恋を知らない花~初恋~
13
「心配なので玄関まで送ります。さぁ、行き先を指定して下さい。」

真中さんにうながされ、住所を運転手さんに伝えた。
それからは車内で沈黙が続いた。
あまりにも静かすぎてすぐ隣に座っている真中さんに心臓の音が聞こえてしまうのではと心配なくらいだった。

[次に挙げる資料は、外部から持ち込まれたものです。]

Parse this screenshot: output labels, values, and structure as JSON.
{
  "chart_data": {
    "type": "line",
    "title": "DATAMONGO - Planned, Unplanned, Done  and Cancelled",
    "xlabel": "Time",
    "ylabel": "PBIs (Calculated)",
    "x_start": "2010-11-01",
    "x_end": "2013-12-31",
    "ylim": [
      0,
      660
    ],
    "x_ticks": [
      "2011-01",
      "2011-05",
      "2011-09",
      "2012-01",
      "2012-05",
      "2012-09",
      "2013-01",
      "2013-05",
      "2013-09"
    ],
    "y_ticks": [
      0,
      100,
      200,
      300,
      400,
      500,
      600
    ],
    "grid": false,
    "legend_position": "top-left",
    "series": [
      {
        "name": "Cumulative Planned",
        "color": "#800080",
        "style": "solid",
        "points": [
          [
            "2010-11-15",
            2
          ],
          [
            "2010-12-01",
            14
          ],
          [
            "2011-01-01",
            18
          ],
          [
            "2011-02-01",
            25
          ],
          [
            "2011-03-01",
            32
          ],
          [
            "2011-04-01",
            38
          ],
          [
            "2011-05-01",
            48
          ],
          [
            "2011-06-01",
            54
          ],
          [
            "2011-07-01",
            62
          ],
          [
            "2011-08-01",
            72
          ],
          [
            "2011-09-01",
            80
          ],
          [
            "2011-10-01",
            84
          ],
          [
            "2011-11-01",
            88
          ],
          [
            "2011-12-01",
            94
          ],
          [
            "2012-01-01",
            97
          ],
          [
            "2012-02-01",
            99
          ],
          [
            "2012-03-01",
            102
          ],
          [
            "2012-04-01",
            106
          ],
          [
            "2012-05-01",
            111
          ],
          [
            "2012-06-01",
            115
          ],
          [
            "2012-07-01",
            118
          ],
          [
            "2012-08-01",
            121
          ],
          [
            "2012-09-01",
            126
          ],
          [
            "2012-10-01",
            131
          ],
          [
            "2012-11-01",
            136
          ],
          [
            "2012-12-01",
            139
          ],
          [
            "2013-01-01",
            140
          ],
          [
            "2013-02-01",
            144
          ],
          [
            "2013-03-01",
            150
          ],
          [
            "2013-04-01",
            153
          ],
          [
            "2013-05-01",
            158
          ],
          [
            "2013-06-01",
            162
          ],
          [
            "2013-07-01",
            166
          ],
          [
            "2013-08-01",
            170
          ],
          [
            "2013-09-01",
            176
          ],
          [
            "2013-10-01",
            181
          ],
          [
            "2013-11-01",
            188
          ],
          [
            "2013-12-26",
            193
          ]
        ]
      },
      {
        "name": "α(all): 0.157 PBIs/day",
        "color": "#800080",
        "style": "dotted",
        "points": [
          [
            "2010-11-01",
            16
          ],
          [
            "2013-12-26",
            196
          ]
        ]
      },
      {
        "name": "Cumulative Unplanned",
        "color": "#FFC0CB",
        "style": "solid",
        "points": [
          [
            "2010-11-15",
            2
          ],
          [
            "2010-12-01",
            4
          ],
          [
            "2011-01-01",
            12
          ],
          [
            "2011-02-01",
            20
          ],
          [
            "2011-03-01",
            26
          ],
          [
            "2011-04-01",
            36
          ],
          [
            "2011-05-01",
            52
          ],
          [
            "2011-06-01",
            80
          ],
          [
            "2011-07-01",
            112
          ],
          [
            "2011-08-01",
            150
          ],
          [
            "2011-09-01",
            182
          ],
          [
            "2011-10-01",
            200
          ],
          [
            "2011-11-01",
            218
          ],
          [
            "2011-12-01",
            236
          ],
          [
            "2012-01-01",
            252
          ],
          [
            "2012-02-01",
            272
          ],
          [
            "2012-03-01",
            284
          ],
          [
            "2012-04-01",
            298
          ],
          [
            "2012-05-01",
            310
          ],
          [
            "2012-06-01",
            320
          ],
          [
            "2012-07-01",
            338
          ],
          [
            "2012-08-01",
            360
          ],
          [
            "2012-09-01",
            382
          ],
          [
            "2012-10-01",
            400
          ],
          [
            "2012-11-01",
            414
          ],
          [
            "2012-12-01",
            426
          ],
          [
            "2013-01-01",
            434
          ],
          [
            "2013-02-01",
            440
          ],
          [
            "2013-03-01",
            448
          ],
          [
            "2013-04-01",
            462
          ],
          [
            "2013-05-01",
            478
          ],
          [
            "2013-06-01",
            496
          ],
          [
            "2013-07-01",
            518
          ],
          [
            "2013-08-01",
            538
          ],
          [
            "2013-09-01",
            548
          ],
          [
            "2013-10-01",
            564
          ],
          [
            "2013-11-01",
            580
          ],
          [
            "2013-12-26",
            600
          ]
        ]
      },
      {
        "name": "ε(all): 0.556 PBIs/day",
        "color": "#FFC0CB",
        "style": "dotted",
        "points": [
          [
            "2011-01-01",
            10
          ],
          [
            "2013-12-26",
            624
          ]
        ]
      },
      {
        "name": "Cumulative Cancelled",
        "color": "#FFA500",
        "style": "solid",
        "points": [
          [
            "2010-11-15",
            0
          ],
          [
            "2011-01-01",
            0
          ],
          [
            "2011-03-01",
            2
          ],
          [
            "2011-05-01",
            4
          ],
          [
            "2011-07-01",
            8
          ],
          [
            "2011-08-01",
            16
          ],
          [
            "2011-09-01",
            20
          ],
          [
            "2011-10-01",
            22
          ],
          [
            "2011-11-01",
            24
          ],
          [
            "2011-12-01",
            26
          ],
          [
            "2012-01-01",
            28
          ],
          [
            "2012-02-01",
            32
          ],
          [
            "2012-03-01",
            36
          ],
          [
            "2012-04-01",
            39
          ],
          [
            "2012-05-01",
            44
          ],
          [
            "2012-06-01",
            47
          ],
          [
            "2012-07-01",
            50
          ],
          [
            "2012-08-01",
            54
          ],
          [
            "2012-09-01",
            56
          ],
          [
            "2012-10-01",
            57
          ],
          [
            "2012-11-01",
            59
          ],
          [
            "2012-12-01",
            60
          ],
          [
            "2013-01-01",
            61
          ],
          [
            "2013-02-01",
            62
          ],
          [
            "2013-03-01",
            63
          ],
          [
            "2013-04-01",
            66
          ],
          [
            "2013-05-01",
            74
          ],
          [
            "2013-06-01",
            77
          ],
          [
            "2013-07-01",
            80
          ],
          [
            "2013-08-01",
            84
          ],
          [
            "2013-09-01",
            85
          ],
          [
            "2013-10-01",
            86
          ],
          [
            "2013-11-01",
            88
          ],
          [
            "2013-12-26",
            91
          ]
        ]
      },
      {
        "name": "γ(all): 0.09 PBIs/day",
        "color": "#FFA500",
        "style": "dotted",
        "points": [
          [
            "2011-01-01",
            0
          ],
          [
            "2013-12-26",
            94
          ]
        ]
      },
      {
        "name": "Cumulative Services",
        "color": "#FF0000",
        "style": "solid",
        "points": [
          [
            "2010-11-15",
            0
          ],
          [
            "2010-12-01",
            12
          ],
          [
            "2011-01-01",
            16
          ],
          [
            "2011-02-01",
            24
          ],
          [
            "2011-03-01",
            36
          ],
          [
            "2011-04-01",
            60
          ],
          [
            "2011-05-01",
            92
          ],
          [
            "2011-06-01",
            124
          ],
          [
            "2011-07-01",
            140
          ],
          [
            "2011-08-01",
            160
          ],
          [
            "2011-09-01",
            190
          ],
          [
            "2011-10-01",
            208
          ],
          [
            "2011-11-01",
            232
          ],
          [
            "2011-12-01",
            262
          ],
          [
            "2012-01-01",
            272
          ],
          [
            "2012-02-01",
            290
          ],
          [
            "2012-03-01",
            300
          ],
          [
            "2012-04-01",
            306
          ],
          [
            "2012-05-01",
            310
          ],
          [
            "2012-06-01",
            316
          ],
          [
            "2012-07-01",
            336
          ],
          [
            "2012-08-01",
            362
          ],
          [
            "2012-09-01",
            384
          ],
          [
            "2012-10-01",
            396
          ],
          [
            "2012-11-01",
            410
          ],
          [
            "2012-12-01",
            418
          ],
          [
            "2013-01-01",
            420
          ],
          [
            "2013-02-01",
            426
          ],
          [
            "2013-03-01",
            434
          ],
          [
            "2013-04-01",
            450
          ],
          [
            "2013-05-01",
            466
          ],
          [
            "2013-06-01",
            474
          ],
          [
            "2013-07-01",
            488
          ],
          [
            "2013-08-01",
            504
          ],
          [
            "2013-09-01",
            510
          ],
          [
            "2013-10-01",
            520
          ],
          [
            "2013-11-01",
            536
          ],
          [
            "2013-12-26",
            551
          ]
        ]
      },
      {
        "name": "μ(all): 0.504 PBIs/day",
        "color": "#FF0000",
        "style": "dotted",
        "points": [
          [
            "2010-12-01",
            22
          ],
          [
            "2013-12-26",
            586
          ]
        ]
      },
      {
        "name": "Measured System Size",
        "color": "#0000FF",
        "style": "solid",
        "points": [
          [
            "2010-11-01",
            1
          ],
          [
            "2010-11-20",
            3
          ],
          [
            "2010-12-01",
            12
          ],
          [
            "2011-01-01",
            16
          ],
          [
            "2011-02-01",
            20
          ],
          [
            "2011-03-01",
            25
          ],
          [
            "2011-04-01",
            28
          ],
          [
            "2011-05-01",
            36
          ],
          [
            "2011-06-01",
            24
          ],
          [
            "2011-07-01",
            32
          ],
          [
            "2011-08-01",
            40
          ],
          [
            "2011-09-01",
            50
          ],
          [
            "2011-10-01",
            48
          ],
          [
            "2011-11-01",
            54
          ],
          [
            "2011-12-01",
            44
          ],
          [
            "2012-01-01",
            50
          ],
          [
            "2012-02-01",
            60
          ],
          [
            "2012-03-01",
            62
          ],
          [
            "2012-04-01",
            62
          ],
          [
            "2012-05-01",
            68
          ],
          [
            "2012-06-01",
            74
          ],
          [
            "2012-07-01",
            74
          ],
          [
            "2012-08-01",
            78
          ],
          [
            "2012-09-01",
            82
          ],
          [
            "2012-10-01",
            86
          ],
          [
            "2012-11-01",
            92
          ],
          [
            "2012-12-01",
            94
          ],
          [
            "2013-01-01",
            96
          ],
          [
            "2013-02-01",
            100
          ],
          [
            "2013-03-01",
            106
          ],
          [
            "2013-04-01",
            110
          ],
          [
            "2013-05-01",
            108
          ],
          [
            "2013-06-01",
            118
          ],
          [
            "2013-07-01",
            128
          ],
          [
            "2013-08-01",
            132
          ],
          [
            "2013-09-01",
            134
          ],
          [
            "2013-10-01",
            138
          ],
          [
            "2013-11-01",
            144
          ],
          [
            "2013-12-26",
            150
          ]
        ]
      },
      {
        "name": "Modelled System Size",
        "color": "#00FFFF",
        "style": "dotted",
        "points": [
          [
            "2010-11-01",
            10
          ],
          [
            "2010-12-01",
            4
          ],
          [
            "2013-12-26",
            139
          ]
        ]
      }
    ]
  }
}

ふと気づくと私は真っ暗な部屋のベッドに横になっていた。
自分の家ではない。
慌てて起きあがるとそこは見覚えのある部屋だった。
真中さんの家だ!何で?タクシーに乗って…住所も伝えたはず…
ドキドキしてて…それからの記憶がプッツリとない…
部屋を見渡すと真中さんの姿はなく枕元の台にペットボトルの水と『お風呂場にタオルなど置いてますので良かったら使って下さい』と書かれたメモが置いてあった。
喉がカラカラだったから水を半分ほど一気に飲み干す。
以前のように洋服は脱いでないようで、二次回に参加したままだった。
恐る恐るリビングへのドアを開けてみるとやはりリビングも真っ暗だった。

真中さんはどこだろう?
リビングを見渡してみるとソファーから足が出ているのに気づいた。

私にベッドを占拠されて自分はソファーで寝てたんだ。